NTCA–The Rural Broadband Association CEO Mike Romano is calling for greater accountability in how the nation’s broadband funding programs are measured, arguing that ribbon cuttings and “locations passed” statistics fall far short of proving that billions of federal dollars from the Broadband Equity, Access, and Deployment (BEAD) program are delivering on the promise of Universal Service.
In a recent blog post titled “Accountability Starts with Showing Your Work,” Romano drew on a relatable analogy: the grade-school requirement to show your work in math class. Just as a student can’t simply write down an answer and expect full credit, he argues, broadband providers shouldn’t be able to point to network deployments alone as proof that they’ve fulfilled their mission.
“Those ribbon-cutting ceremonies are certainly nice enough,” Romano wrote, “but such celebrations and breathless press releases about locations passed will mean little to the rural broadband consumer the next day, month or year.”
At the heart of Romano’s argument is the distinction between building a network and actually serving people. With the BEAD program now shifting from a deployment phase to an accountability and implementation phase, he contends that policymakers and the public need real data — not just promises — to know whether federal investments are paying off.
To that end, NTCA has called for the public release of performance-testing data for networks funded by the BEAD program on a provider-by-provider basis. Romano envisions an “accountability dashboard” that would allow Americans to compare real-world speeds and latency, verify that service prices are reasonably comparable to those in urban areas, and track adoption rates to determine whether consumers are using the networks that taxpayers funded.
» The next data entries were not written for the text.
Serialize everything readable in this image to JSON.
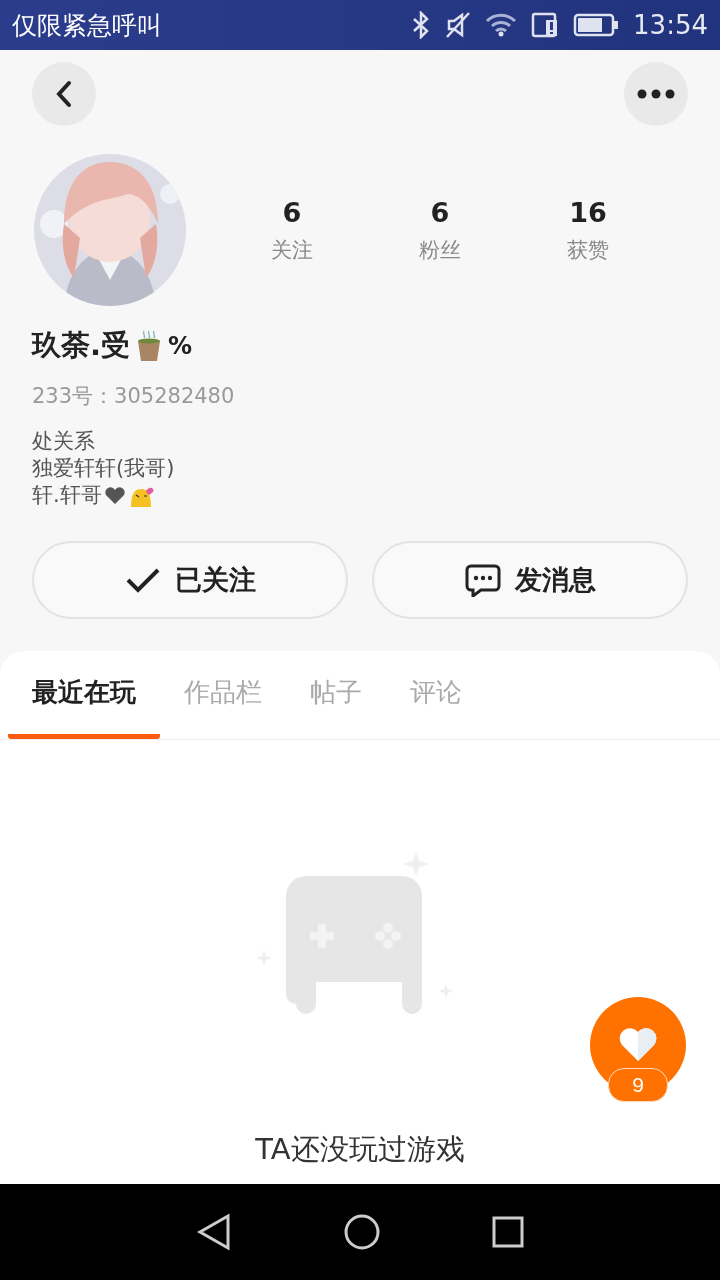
{
  "status_bar": {
    "carrier": "仅限紧急呼叫",
    "time": "13:54"
  },
  "header": {
    "avatar": {
      "kind": "picture"
    },
    "stats": [
      {
        "value": "6",
        "label": "关注"
      },
      {
        "value": "6",
        "label": "粉丝"
      },
      {
        "value": "16",
        "label": "获赞"
      }
    ],
    "name": "玖荼.受",
    "name_suffix": "%",
    "user_id": "233号：305282480",
    "bio": [
      "处关系",
      "独爱轩轩(我哥)",
      "轩.轩哥"
    ]
  },
  "actions": [
    {
      "kind": "follow",
      "label": "已关注"
    },
    {
      "kind": "message",
      "label": "发消息"
    }
  ],
  "tabs": [
    {
      "label": "最近在玩",
      "selected": true
    },
    {
      "label": "作品栏",
      "selected": false
    },
    {
      "label": "帖子",
      "selected": false
    },
    {
      "label": "评论",
      "selected": false
    }
  ],
  "empty_state": {
    "message": "TA还没玩过游戏"
  },
  "like_button": {
    "count": "9"
  }
}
Romano extended the call for transparency beyond BEAD, saying he would welcome the same accountability standards across all broadband funding programs — and even for providers listed on the National Broadband Map.
“It’s time to stop guessing whether we’re spending money wisely or whether the mission of universal service is being fulfilled,” Romano wrote. “It’s time to start having providers show their work.”
The blog post reflects themes Romano has emphasized since taking the helm at NTCA. In an interview with Telecompetitor earlier this year, he said NTCA is a strong advocate for testing network performance for programs like BEAD and making the data public. He noted that the real “benefit of the bargain” from federal broadband spending needs to reach consumers, not just be declared at a press conference.